Aguirre is the innovation coordinator for the United Nations Inhabitants Fund (UNFPA) in Colombia, a human rights company targeted on reproductive well being. It’s the UN’s “intercourse company,” and Aguirre describes his job as bolstering well being in his nation by supporting new applied sciences. Making them accessible to younger folks is particularly vital, as a result of being pregnant is the primary killer of ladies aged 15 to 19 worldwide, based on knowledge from Save The Youngsters and UNFPA.
Chocó is a poor space with a big Afro-Colombian inhabitants and comparatively excessive charges of adolescent being pregnant.
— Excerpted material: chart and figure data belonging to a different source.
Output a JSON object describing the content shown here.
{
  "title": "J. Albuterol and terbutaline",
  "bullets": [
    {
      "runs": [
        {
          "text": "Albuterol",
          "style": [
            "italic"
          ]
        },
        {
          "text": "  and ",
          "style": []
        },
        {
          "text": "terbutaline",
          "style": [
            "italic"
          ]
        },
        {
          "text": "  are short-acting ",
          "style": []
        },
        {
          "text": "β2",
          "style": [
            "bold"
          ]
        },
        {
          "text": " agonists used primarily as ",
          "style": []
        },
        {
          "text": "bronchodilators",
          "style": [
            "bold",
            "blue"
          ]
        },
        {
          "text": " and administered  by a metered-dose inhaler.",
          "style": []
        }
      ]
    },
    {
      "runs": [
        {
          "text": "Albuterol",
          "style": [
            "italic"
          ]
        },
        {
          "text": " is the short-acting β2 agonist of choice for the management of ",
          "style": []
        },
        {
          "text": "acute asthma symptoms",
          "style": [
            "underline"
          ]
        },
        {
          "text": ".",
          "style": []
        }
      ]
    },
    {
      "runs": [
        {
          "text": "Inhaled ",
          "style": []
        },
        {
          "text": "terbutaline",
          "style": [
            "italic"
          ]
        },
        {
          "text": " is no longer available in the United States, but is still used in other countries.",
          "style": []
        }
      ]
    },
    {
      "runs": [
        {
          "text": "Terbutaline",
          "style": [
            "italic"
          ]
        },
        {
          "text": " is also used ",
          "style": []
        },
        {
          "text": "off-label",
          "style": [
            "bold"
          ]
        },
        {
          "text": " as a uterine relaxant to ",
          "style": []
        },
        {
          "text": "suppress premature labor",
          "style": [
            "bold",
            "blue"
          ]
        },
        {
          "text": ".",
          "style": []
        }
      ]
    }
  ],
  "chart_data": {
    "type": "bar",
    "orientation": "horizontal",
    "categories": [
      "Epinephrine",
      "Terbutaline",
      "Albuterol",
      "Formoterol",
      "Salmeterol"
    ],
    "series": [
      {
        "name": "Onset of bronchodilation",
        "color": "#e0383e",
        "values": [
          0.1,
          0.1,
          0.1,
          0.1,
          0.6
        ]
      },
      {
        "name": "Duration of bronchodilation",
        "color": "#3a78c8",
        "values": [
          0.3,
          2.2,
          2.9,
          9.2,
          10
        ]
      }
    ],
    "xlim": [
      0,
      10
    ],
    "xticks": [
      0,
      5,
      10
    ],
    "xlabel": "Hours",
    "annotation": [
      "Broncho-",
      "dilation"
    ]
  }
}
Individuals there rely extra on conventional midwifery than the hospital system, so on the time he met the younger mom, Aguirre was there to assist Partera Very important, or Very important Midwife. The undertaking is rolling out a cellular app to assist midwives register newborns and establish threat elements and problems that warrant pressing referrals to the closest hospital. It’s meant to mix the very best of each worlds—preserving the knowledge and custom of midwifery with the info and sources of institutional well being. “Innovation tradition is essential for us,” says Aguirre.
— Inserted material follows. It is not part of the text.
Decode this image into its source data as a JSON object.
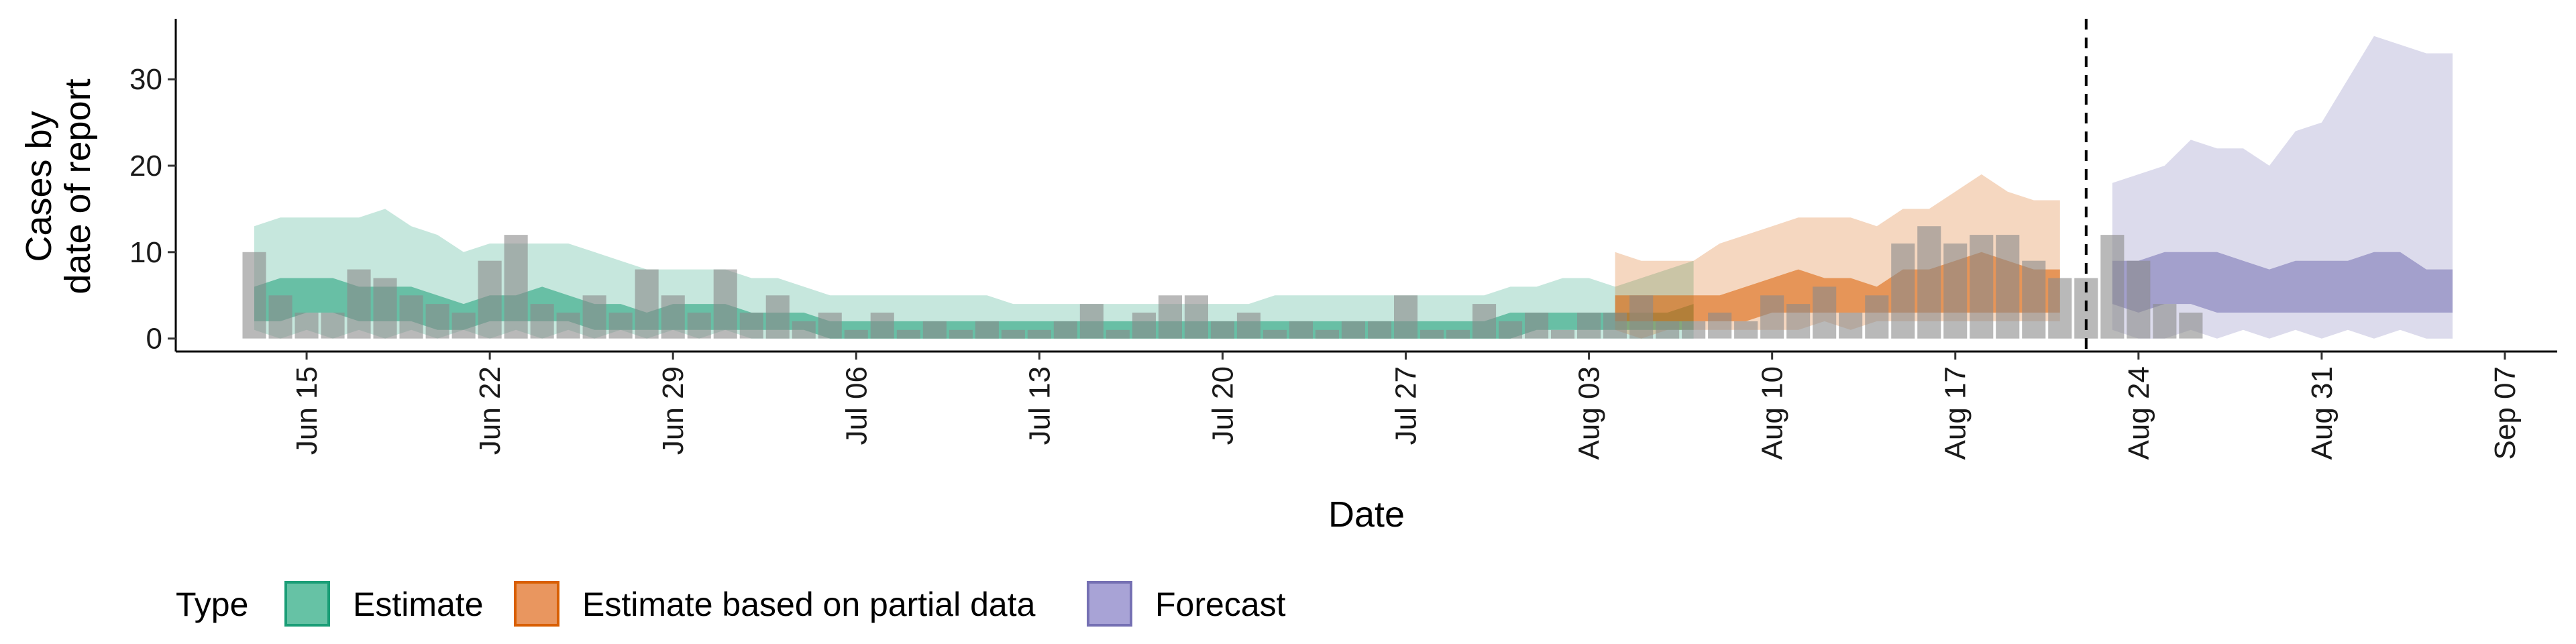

“We really feel we’re one of many UN’s greatest saved secrets and techniques,” says Eddie Wright, a consultant for UNFPA. “We would like each being pregnant to be wished, each beginning to be secure, and each younger individual to succeed in their potential.” This implies serving to to offer folks in 150 nations, together with areas which can be at struggle, with household planning, contraception, and maternal well being checkups. World wide, the company has innovated with Huge Information, drones, and even a robotic in an effort to safeguard well being and rights. Right here’s a have a look at a number of the initiatives they’re main.
Colombia
When Aguirre returned from Chocó, he was nonetheless pondering of the city’s excessive charges of adolescent being pregnant and maternal mortality. Myths about reproductive well being should be enjoying a task, he thought, and reversing them ought to assist. So he got down to establish those in circulation on social media.
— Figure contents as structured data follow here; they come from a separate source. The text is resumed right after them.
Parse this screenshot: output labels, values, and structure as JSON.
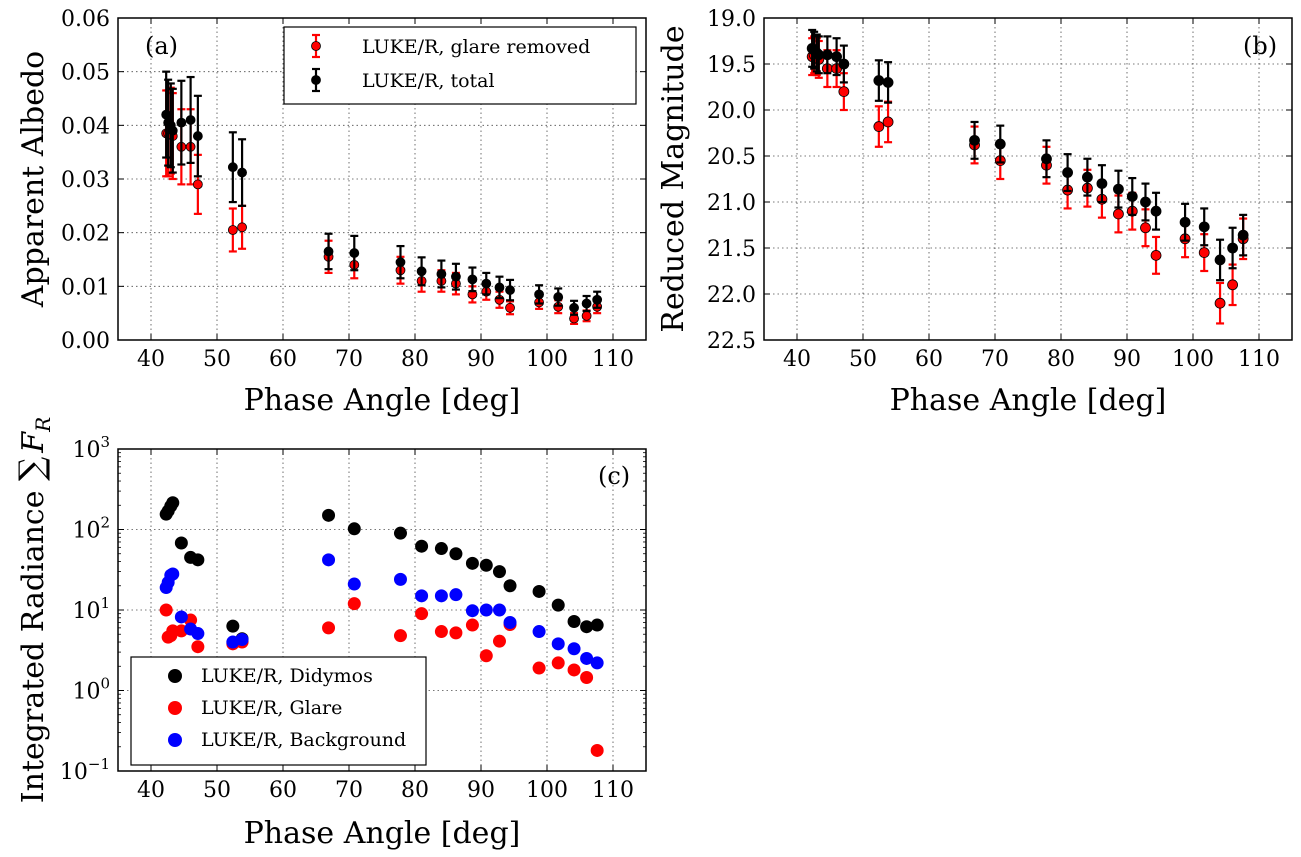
{
  "colors": {
    "red": "#ff0000",
    "black": "#000000",
    "blue": "#0000ff"
  },
  "chart_data": [
    {
      "panel": "(a)",
      "type": "scatter",
      "xlabel": "Phase Angle [deg]",
      "ylabel": "Apparent Albedo",
      "xlim": [
        35,
        115
      ],
      "ylim": [
        0,
        0.06
      ],
      "xticks": [
        40,
        50,
        60,
        70,
        80,
        90,
        100,
        110
      ],
      "yticks": [
        "0.00",
        "0.01",
        "0.02",
        "0.03",
        "0.04",
        "0.05",
        "0.06"
      ],
      "grid": true,
      "legend_position": "top-right",
      "series": [
        {
          "name": "LUKE/R, glare removed",
          "color": "#ff0000",
          "x": [
            42.3,
            42.6,
            43.0,
            43.3,
            44.6,
            46.0,
            47.1,
            52.4,
            53.8,
            66.9,
            70.8,
            77.8,
            81.0,
            84.0,
            86.2,
            88.7,
            90.8,
            92.8,
            94.4,
            98.8,
            101.7,
            104.1,
            106.0,
            107.6
          ],
          "y": [
            0.0385,
            0.0385,
            0.039,
            0.038,
            0.036,
            0.036,
            0.029,
            0.0205,
            0.021,
            0.0155,
            0.014,
            0.013,
            0.011,
            0.011,
            0.0105,
            0.0085,
            0.009,
            0.0075,
            0.006,
            0.007,
            0.0062,
            0.004,
            0.0045,
            0.0062
          ],
          "err": [
            0.008,
            0.008,
            0.008,
            0.008,
            0.007,
            0.007,
            0.0055,
            0.004,
            0.004,
            0.003,
            0.0025,
            0.0025,
            0.002,
            0.002,
            0.002,
            0.0015,
            0.0015,
            0.0015,
            0.0012,
            0.0012,
            0.0012,
            0.001,
            0.001,
            0.0012
          ]
        },
        {
          "name": "LUKE/R, total",
          "color": "#000000",
          "x": [
            42.3,
            42.6,
            43.0,
            43.3,
            44.6,
            46.0,
            47.1,
            52.4,
            53.8,
            66.9,
            70.8,
            77.8,
            81.0,
            84.0,
            86.2,
            88.7,
            90.8,
            92.8,
            94.4,
            98.8,
            101.7,
            104.1,
            106.0,
            107.6
          ],
          "y": [
            0.042,
            0.0405,
            0.04,
            0.039,
            0.0405,
            0.041,
            0.038,
            0.0322,
            0.0312,
            0.0165,
            0.0162,
            0.0145,
            0.0128,
            0.0123,
            0.0118,
            0.0113,
            0.0105,
            0.0098,
            0.0093,
            0.0085,
            0.008,
            0.006,
            0.0068,
            0.0075
          ],
          "err": [
            0.008,
            0.008,
            0.0078,
            0.0078,
            0.0078,
            0.008,
            0.0075,
            0.0065,
            0.0062,
            0.0033,
            0.0032,
            0.003,
            0.0026,
            0.0025,
            0.0024,
            0.0022,
            0.002,
            0.002,
            0.0019,
            0.0017,
            0.0016,
            0.0013,
            0.0014,
            0.0015
          ]
        }
      ]
    },
    {
      "panel": "(b)",
      "type": "scatter",
      "xlabel": "Phase Angle [deg]",
      "ylabel": "Reduced Magnitude",
      "xlim": [
        35,
        115
      ],
      "ylim": [
        22.5,
        19.0
      ],
      "inverted_y": true,
      "xticks": [
        40,
        50,
        60,
        70,
        80,
        90,
        100,
        110
      ],
      "yticks": [
        "19.0",
        "19.5",
        "20.0",
        "20.5",
        "21.0",
        "21.5",
        "22.0",
        "22.5"
      ],
      "grid": true,
      "series": [
        {
          "name": "glare removed",
          "color": "#ff0000",
          "x": [
            42.3,
            42.6,
            43.0,
            43.3,
            44.6,
            46.0,
            47.1,
            52.4,
            53.8,
            66.9,
            70.8,
            77.8,
            81.0,
            84.0,
            86.2,
            88.7,
            90.8,
            92.8,
            94.4,
            98.8,
            101.7,
            104.1,
            106.0,
            107.6
          ],
          "y": [
            19.42,
            19.4,
            19.42,
            19.45,
            19.55,
            19.55,
            19.8,
            20.18,
            20.13,
            20.38,
            20.55,
            20.6,
            20.87,
            20.85,
            20.97,
            21.13,
            21.1,
            21.28,
            21.58,
            21.4,
            21.55,
            22.1,
            21.9,
            21.4
          ],
          "err": [
            0.2,
            0.2,
            0.2,
            0.2,
            0.2,
            0.2,
            0.2,
            0.22,
            0.22,
            0.2,
            0.2,
            0.2,
            0.2,
            0.2,
            0.2,
            0.2,
            0.2,
            0.2,
            0.2,
            0.2,
            0.2,
            0.22,
            0.22,
            0.22
          ]
        },
        {
          "name": "total",
          "color": "#000000",
          "x": [
            42.3,
            42.6,
            43.0,
            43.3,
            44.6,
            46.0,
            47.1,
            52.4,
            53.8,
            66.9,
            70.8,
            77.8,
            81.0,
            84.0,
            86.2,
            88.7,
            90.8,
            92.8,
            94.4,
            98.8,
            101.7,
            104.1,
            106.0,
            107.6
          ],
          "y": [
            19.33,
            19.35,
            19.38,
            19.4,
            19.4,
            19.42,
            19.5,
            19.68,
            19.7,
            20.33,
            20.37,
            20.53,
            20.68,
            20.73,
            20.8,
            20.86,
            20.94,
            21.0,
            21.1,
            21.22,
            21.27,
            21.63,
            21.5,
            21.36
          ],
          "err": [
            0.2,
            0.2,
            0.2,
            0.2,
            0.2,
            0.2,
            0.2,
            0.22,
            0.22,
            0.2,
            0.2,
            0.2,
            0.2,
            0.2,
            0.2,
            0.2,
            0.2,
            0.2,
            0.2,
            0.2,
            0.2,
            0.22,
            0.22,
            0.22
          ]
        }
      ]
    },
    {
      "panel": "(c)",
      "type": "scatter",
      "xlabel": "Phase Angle [deg]",
      "ylabel_text": "Integrated Radiance ",
      "ylabel_sum": "∑",
      "ylabel_var": "F",
      "ylabel_sub": "R",
      "yscale": "log",
      "xlim": [
        35,
        115
      ],
      "ylim": [
        0.1,
        1000
      ],
      "xticks": [
        40,
        50,
        60,
        70,
        80,
        90,
        100,
        110
      ],
      "yticks": [
        {
          "base": "10",
          "exp": "−1",
          "value": 0.1
        },
        {
          "base": "10",
          "exp": "0",
          "value": 1
        },
        {
          "base": "10",
          "exp": "1",
          "value": 10
        },
        {
          "base": "10",
          "exp": "2",
          "value": 100
        },
        {
          "base": "10",
          "exp": "3",
          "value": 1000
        }
      ],
      "grid": true,
      "legend_position": "bottom-left",
      "series": [
        {
          "name": "LUKE/R, Didymos",
          "color": "#000000",
          "x": [
            42.3,
            42.6,
            43.0,
            43.3,
            44.6,
            46.0,
            47.1,
            52.4,
            53.8,
            66.9,
            70.8,
            77.8,
            81.0,
            84.0,
            86.2,
            88.7,
            90.8,
            92.8,
            94.4,
            98.8,
            101.7,
            104.1,
            106.0,
            107.6
          ],
          "y": [
            155,
            170,
            195,
            215,
            68,
            45,
            42,
            6.3,
            4.4,
            150,
            102,
            90,
            62,
            58,
            50,
            38,
            36,
            30,
            20,
            17,
            11.5,
            7.2,
            6.2,
            6.5
          ]
        },
        {
          "name": "LUKE/R, Glare",
          "color": "#ff0000",
          "x": [
            42.3,
            42.6,
            43.0,
            43.3,
            44.6,
            46.0,
            47.1,
            52.4,
            53.8,
            66.9,
            70.8,
            77.8,
            81.0,
            84.0,
            86.2,
            88.7,
            90.8,
            92.8,
            94.4,
            98.8,
            101.7,
            104.1,
            106.0,
            107.6
          ],
          "y": [
            10,
            4.6,
            4.8,
            5.5,
            5.5,
            7.5,
            3.5,
            3.8,
            4.0,
            6.0,
            12,
            4.8,
            9.0,
            5.4,
            5.2,
            6.5,
            2.7,
            4.1,
            6.6,
            1.9,
            2.2,
            1.8,
            1.45,
            0.18
          ]
        },
        {
          "name": "LUKE/R, Background",
          "color": "#0000ff",
          "x": [
            42.3,
            42.6,
            43.0,
            43.3,
            44.6,
            46.0,
            47.1,
            52.4,
            53.8,
            66.9,
            70.8,
            77.8,
            81.0,
            84.0,
            86.2,
            88.7,
            90.8,
            92.8,
            94.4,
            98.8,
            101.7,
            104.1,
            106.0,
            107.6
          ],
          "y": [
            19,
            22,
            27,
            28,
            8.2,
            5.8,
            5.1,
            4.0,
            4.3,
            42,
            21,
            24,
            15,
            15,
            15.5,
            9.8,
            10,
            10,
            7.0,
            5.4,
            3.8,
            3.3,
            2.5,
            2.2
          ]
        }
      ]
    }
  ]
}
“So I obtained my R,” Aguirre says, referring to the programming language, and wrote a code for scraping tweets in Spanish from wherever on the earth. “I discovered two myths in a short time,” he remembers. “And I used to be very involved.” One discouraged folks from getting IUDs by claiming that newborns may come out holding the gadgets of their hand; one other advisable boiling condoms and ingesting the water to keep away from being pregnant. His group, which named the undertaking Taboo, scaled up, capturing 12,000 tweets from Latin America and Spain that portrayed myths about contraception. They categorized them into 22 prevalent themes that ranged from telling people who they’ll’t get STIs via oral intercourse to encouraging them to make use of Coca-Cola as a contraceptive.
The group’s knowledge, methodology, and summaries at the moment are out there on an internet site meant for younger ladies, educators, and policymakers, together with infographics debunking every delusion. They’ve shared their findings with each Colombia’s Ministry of Well being and district officers in Bogotá who design intercourse ed packages. “Behavioral change just isn’t a factor you’ll be able to measure in a brief time period,” says Aguirre, however he’s optimistic concerning the potential of his undertaking.
The Philippines
A UNFPA group from the Philippines instituted the same undertaking throughout Covid lockdowns. The nation has one of many highest adolescent being pregnant charges in Asia—in 2017, 9 % of 15-to-19-year-olds had kids. (The Philippines’ Fee on Inhabitants and Growth, generally known as PopCom, known as it a nationwide emergency.) Almost 1 / 4 of married ladies and half of single ladies within the nation have unmet wants for household planning.
“We seen that there’s restricted and outdated knowledge on household planning,” says Leila Joudane, the UNFPA’s consultant within the Philippines. As in Colombia, a group started scraping on-line feedback for extra present data to complement authorities demographic surveys. They used Twitter and RH-Care.data, an academic web site for the Filipino public about reproductive well being, and discovered that individuals had been complaining about poor entry to contraceptives. “It was a really strict lockdown,” Joudane remembers. “Many individuals on-line had numerous challenges.” They shared this knowledge with PopCom, which responded by distributing contraceptives door-to-door.